22 And now, behold, I am going to Jerusalem, constrained by the Spirit, not knowing what will happen to me there, 23 except that the Holy Spirit testifies to me in every city that imprisonment and afflictions await me. 24 But I do not account my life of any value nor as precious to myself, if only I may finish my course and the ministry that I received from the Lord Jesus, to testify to the gospel of the grace of God (Acts 20:22-24).4 And having sought out the disciples, we stayed there for seven days. And through the Spirit they were telling Paul not to go on to Jerusalem (Acts 21:4).10 While we were staying for many days, a prophet named Agabus came down from Judea. 11 And coming to us, he took Paul's belt and bound his own feet and hands and said, “Thus says the Holy Spirit, ‘This is how the Jews at Jerusalem will bind the man who owns this belt and deliver him into the hands of the Gentiles.’” 12 When we heard this, we and the people there urged him not to go up to Jerusalem. 13 Then Paul answered, “What are you doing, weeping and breaking my heart? For I am ready not only to be imprisoned but even to die in Jerusalem for the name of the Lord Jesus.” 14 And since he would not be persuaded, we ceased and said, “Let the will of the Lord be done” (Acts 21:10-14).
This invites a variety of differing explanations. Let’s run through the possibilities:
1) The Christian prophets sincerely imagined that the Spirit revealed this to them, but they were deluded.
Given the narrative viewpoint, I think that’s unlikely:
i) Luke takes a favorable view of Christian prophecy.
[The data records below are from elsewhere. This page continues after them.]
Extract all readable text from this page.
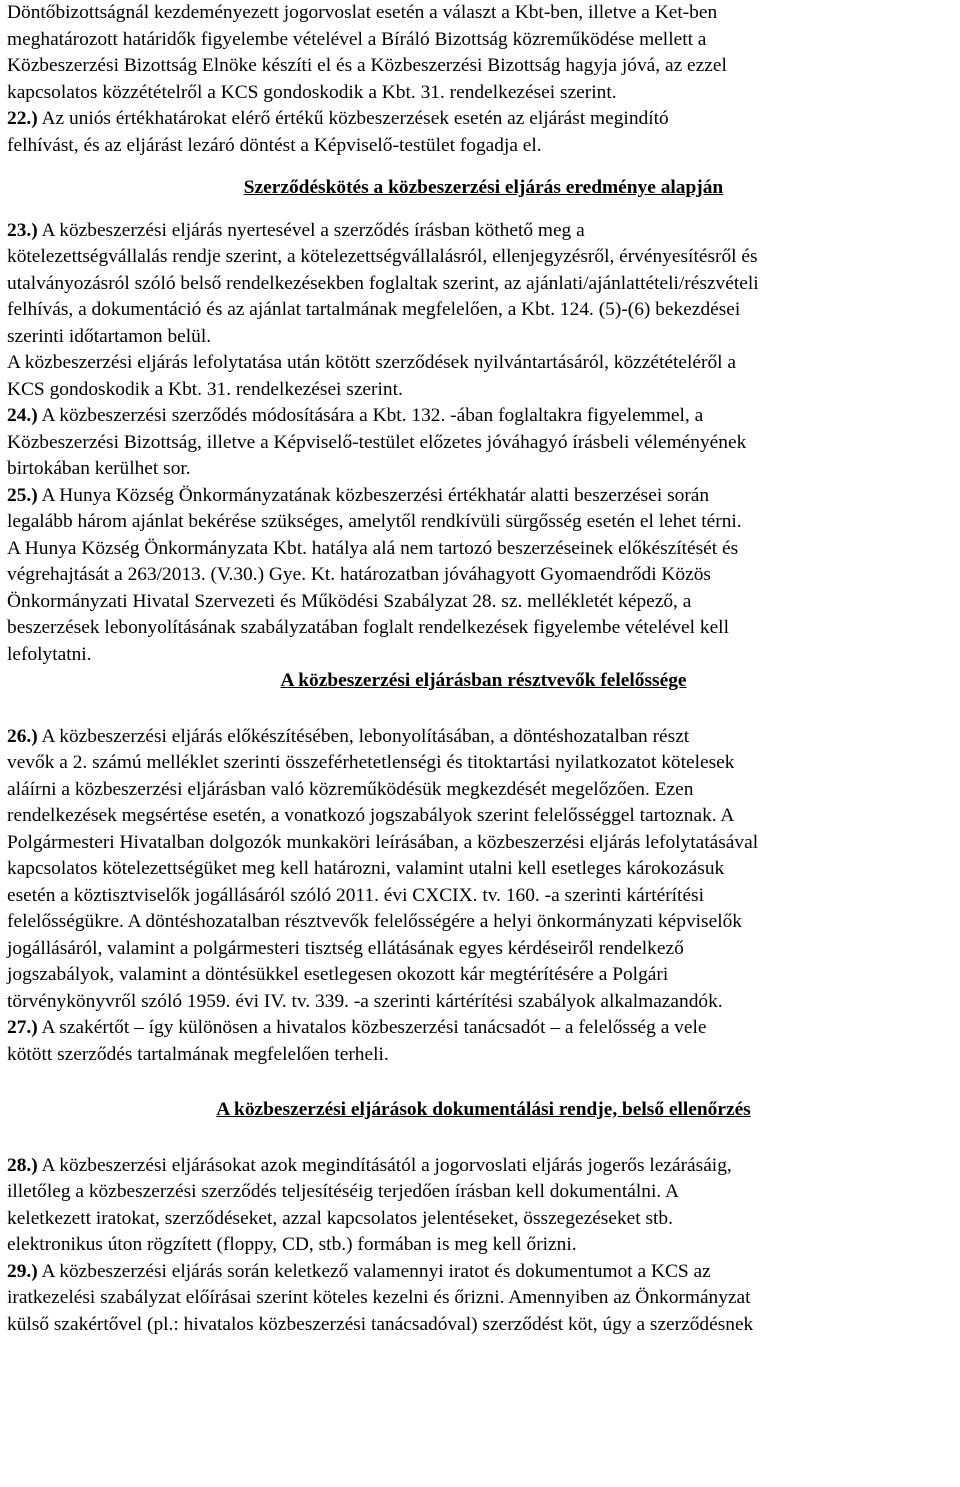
Döntőbizottságnál kezdeményezett jogorvoslat esetén a választ a Kbt-ben, illetve a Ket-ben
meghatározott határidők figyelembe vételével a Bíráló Bizottság közreműködése mellett a
Közbeszerzési Bizottság Elnöke készíti el és a Közbeszerzési Bizottság hagyja jóvá, az ezzel
kapcsolatos közzétételről a KCS gondoskodik a Kbt. 31. rendelkezései szerint.
22.) Az uniós értékhatárokat elérő értékű közbeszerzések esetén az eljárást megindító
felhívást, és az eljárást lezáró döntést a Képviselő-testület fogadja el.
Szerződéskötés a közbeszerzési eljárás eredménye alapján
23.) A közbeszerzési eljárás nyertesével a szerződés írásban köthető meg a
kötelezettségvállalás rendje szerint, a kötelezettségvállalásról, ellenjegyzésről, érvényesítésről és
utalványozásról szóló belső rendelkezésekben foglaltak szerint, az ajánlati/ajánlattételi/részvételi
felhívás, a dokumentáció és az ajánlat tartalmának megfelelően, a Kbt. 124. (5)-(6) bekezdései
szerinti időtartamon belül.
A közbeszerzési eljárás lefolytatása után kötött szerződések nyilvántartásáról, közzétételéről a
KCS gondoskodik a Kbt. 31. rendelkezései szerint.
24.) A közbeszerzési szerződés módosítására a Kbt. 132. -ában foglaltakra figyelemmel, a
Közbeszerzési Bizottság, illetve a Képviselő-testület előzetes jóváhagyó írásbeli véleményének
birtokában kerülhet sor.
25.) A Hunya Község Önkormányzatának közbeszerzési értékhatár alatti beszerzései során
legalább három ajánlat bekérése szükséges, amelytől rendkívüli sürgősség esetén el lehet térni.
A Hunya Község Önkormányzata Kbt. hatálya alá nem tartozó beszerzéseinek előkészítését és
végrehajtását a 263/2013. (V.30.) Gye. Kt. határozatban jóváhagyott Gyomaendrődi Közös
Önkormányzati Hivatal Szervezeti és Működési Szabályzat 28. sz. mellékletét képező, a
beszerzések lebonyolításának szabályzatában foglalt rendelkezések figyelembe vételével kell
lefolytatni.
A közbeszerzési eljárásban résztvevők felelőssége
26.) A közbeszerzési eljárás előkészítésében, lebonyolításában, a döntéshozatalban részt
vevők a 2. számú melléklet szerinti összeférhetetlenségi és titoktartási nyilatkozatot kötelesek
aláírni a közbeszerzési eljárásban való közreműködésük megkezdését megelőzően. Ezen
rendelkezések megsértése esetén, a vonatkozó jogszabályok szerint felelősséggel tartoznak. A
Polgármesteri Hivatalban dolgozók munkaköri leírásában, a közbeszerzési eljárás lefolytatásával
kapcsolatos kötelezettségüket meg kell határozni, valamint utalni kell esetleges károkozásuk
esetén a köztisztviselők jogállásáról szóló 2011. évi CXCIX. tv. 160. -a szerinti kártérítési
felelősségükre. A döntéshozatalban résztvevők felelősségére a helyi önkormányzati képviselők
jogállásáról, valamint a polgármesteri tisztség ellátásának egyes kérdéseiről rendelkező
jogszabályok, valamint a döntésükkel esetlegesen okozott kár megtérítésére a Polgári
törvénykönyvről szóló 1959. évi IV. tv. 339. -a szerinti kártérítési szabályok alkalmazandók.
27.) A szakértőt – így különösen a hivatalos közbeszerzési tanácsadót – a felelősség a vele
kötött szerződés tartalmának megfelelően terheli.
A közbeszerzési eljárások dokumentálási rendje, belső ellenőrzés
28.) A közbeszerzési eljárásokat azok megindításától a jogorvoslati eljárás jogerős lezárásáig,
illetőleg a közbeszerzési szerződés teljesítéséig terjedően írásban kell dokumentálni. A
keletkezett iratokat, szerződéseket, azzal kapcsolatos jelentéseket, összegezéseket stb.
elektronikus úton rögzített (floppy, CD, stb.) formában is meg kell őrizni.
29.) A közbeszerzési eljárás során keletkező valamennyi iratot és dokumentumot a KCS az
iratkezelési szabályzat előírásai szerint köteles kezelni és őrizni. Amennyiben az Önkormányzat
külső szakértővel (pl.: hivatalos közbeszerzési tanácsadóval) szerződést köt, úgy a szerződésnek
Throughout Acts, he gives us illustrations of how Joel’s prophecy fulfilled.
ii) They receive the same ostensible revelation as Paul. The content is basically the same. It’s corroborative. A confirmation of what Paul himself was told.
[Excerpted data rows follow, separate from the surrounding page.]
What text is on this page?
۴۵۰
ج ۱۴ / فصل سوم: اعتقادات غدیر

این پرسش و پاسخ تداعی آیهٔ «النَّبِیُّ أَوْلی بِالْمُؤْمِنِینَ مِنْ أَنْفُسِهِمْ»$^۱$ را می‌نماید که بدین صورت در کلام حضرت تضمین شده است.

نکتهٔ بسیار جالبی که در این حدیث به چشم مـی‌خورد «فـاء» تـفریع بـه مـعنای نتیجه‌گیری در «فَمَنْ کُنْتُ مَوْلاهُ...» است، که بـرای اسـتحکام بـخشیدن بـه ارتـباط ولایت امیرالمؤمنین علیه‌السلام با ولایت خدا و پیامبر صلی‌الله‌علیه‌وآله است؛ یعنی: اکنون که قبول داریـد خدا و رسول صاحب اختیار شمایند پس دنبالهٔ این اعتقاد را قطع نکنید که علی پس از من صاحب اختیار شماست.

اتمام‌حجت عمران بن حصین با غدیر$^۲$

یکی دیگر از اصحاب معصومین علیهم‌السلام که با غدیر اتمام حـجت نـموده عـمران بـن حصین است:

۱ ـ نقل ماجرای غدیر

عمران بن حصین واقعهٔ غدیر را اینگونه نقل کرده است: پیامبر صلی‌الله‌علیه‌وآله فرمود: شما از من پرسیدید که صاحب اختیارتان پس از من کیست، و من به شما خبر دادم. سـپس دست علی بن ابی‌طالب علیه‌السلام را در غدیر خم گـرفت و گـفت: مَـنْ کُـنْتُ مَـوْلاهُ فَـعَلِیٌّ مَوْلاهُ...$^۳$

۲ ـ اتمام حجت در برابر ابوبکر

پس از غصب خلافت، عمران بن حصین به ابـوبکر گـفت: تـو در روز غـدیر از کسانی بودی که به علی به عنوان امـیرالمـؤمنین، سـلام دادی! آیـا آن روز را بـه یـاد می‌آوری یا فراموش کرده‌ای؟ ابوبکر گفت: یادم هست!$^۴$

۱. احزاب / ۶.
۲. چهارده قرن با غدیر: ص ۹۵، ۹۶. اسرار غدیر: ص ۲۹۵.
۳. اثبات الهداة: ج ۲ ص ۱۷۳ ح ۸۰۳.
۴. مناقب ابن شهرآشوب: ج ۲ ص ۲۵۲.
iii) This has multiple-attestation. Two different parties (Agabus and the “disciples”) claim to receive the same revelation. They are independent of each other. Seems improbable that two different parties would mistakenly receive the same revelation.
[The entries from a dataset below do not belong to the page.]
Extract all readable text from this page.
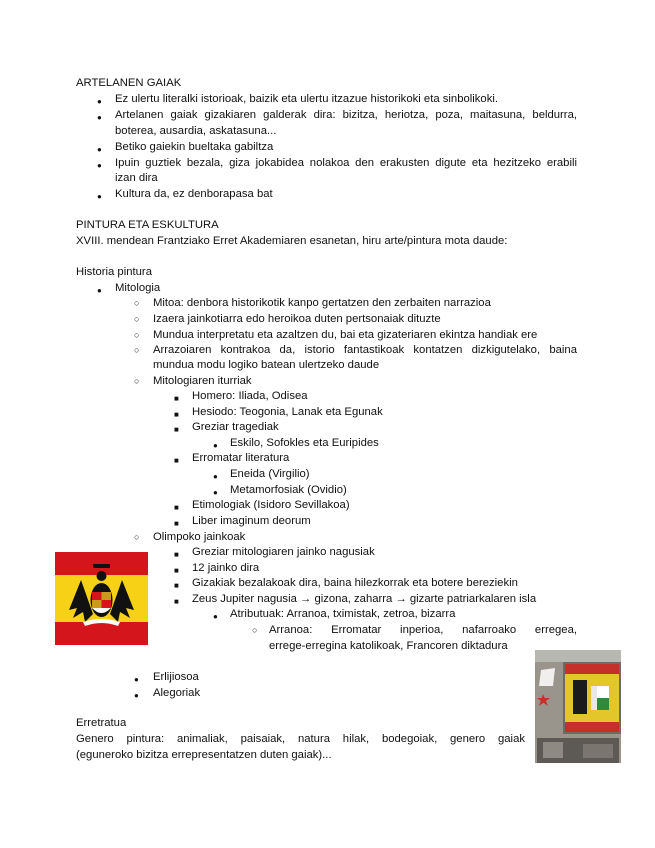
ARTELANEN GAIAK
●
Ez ulertu literalki istorioak, baizik eta ulertu itzazue historikoki eta sinbolikoki.
●
Artelanen gaiak gizakiaren galderak dira: bizitza, heriotza, poza, maitasuna, beldurra,
boterea, ausardia, askatasuna...
●
Betiko gaiekin bueltaka gabiltza
●
Ipuin guztiek bezala, giza jokabidea nolakoa den erakusten digute eta hezitzeko erabili
izan dira
●
Kultura da, ez denborapasa bat
PINTURA ETA ESKULTURA
XVIII. mendean Frantziako Erret Akademiaren esanetan, hiru arte/pintura mota daude:
Historia pintura
●
Mitologia
○
Mitoa: denbora historikotik kanpo gertatzen den zerbaiten narrazioa
○
Izaera jainkotiarra edo heroikoa duten pertsonaiak dituzte
○
Mundua interpretatu eta azaltzen du, bai eta gizateriaren ekintza handiak ere
○
Arrazoiaren kontrakoa da, istorio fantastikoak kontatzen dizkigutelako, baina
mundua modu logiko batean ulertzeko daude
○
Mitologiaren iturriak
■
Homero: Iliada, Odisea
■
Hesiodo: Teogonia, Lanak eta Egunak
■
Greziar tragediak
●
Eskilo, Sofokles eta Euripides
■
Erromatar literatura
●
Eneida (Virgilio)
●
Metamorfosiak (Ovidio)
■
Etimologiak (Isidoro Sevillakoa)
■
Liber imaginum deorum
○
Olimpoko jainkoak
■
Greziar mitologiaren jainko nagusiak
■
12 jainko dira
■
Gizakiak bezalakoak dira, baina hilezkorrak eta botere bereziekin
■
Zeus Jupiter nagusia → gizona, zaharra → gizarte patriarkalaren isla
●
Atributuak: Arranoa, tximistak, zetroa, bizarra
○
Arranoa: Erromatar inperioa, nafarroako erregea,
errege-erregina katolikoak, Francoren diktadura
●
Erlijiosoa
●
Alegoriak
Erretratua
Genero pintura: animaliak, paisaiak, natura hilak, bodegoiak, genero gaiak
(eguneroko bizitza errepresentatzen duten gaiak)...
iv) Also, the contention that Agabus bungled the details strikes me as wooden. Agabus is speaking in shorthand.
2) The Spirit did, indeed, reveal something to the Christian prophets, but they drew the wrong inference.
3) The Spirit revealed something to them, and they drew the right inference. They were right and Paul was wrong.
i) Since Paul isn’t sinless, it’s possible that he pigheadedly flouted the warning, heedless of the consequences. However, I don’t think that’s the best overall interpretation.
ii) Paul is determined to pursue this course of action because he’s convinced that the Holy Spirit has obliged him to do so (Acts 19:21; 20:22). Hence, Paul is obedient to God’s directive, as he understands it.
iii) It’s inconsistent with apostolic inspiration to suppose an apostle mistakenly thought God was speaking to him, or mistook what God was telling him to do.
4) God was giving Paul a choice.
i) This assumes the warning was a deterrent. That the Holy Spirit issued this warning to give Paul an out. Informed consent.
If so, that raises the question of whether the prophecy refers to the actual future or a hypothetical future. How Paul responds to the prophecy will, itself, factor into the future outcome. He might take it as a warning not to proceed any further. In which case an alternate future will eventuate.
From a Reformed standpoint, whichever fork in the road Paul took would be predestined.
ii) However, I doubt that explanation. I think the Holy Spirit is warning Paul, not to deter or dissuade him, or even to give him a choice, but to prepare him for the coming ordeal. To be forearmed. The prediction tells him what to expect, not what to do. He’s foretold the consequences, not to duck the consequences, but to brace himself for the consequences.
5) Both sides were right. It was permissible for Paul to forge ahead, but it was equally permissible for him to change course. There can be more than one morally permissible course of action. Everything doesn’t boil down to a choice between right and wrong.
I think that explanation is valid in the abstract, but in the concrete context I think the narrator has led us to believe, by the programmatic statement in Acts 20:22-24 (cf. 19:21), that it was God’s will for Paul pursue that path.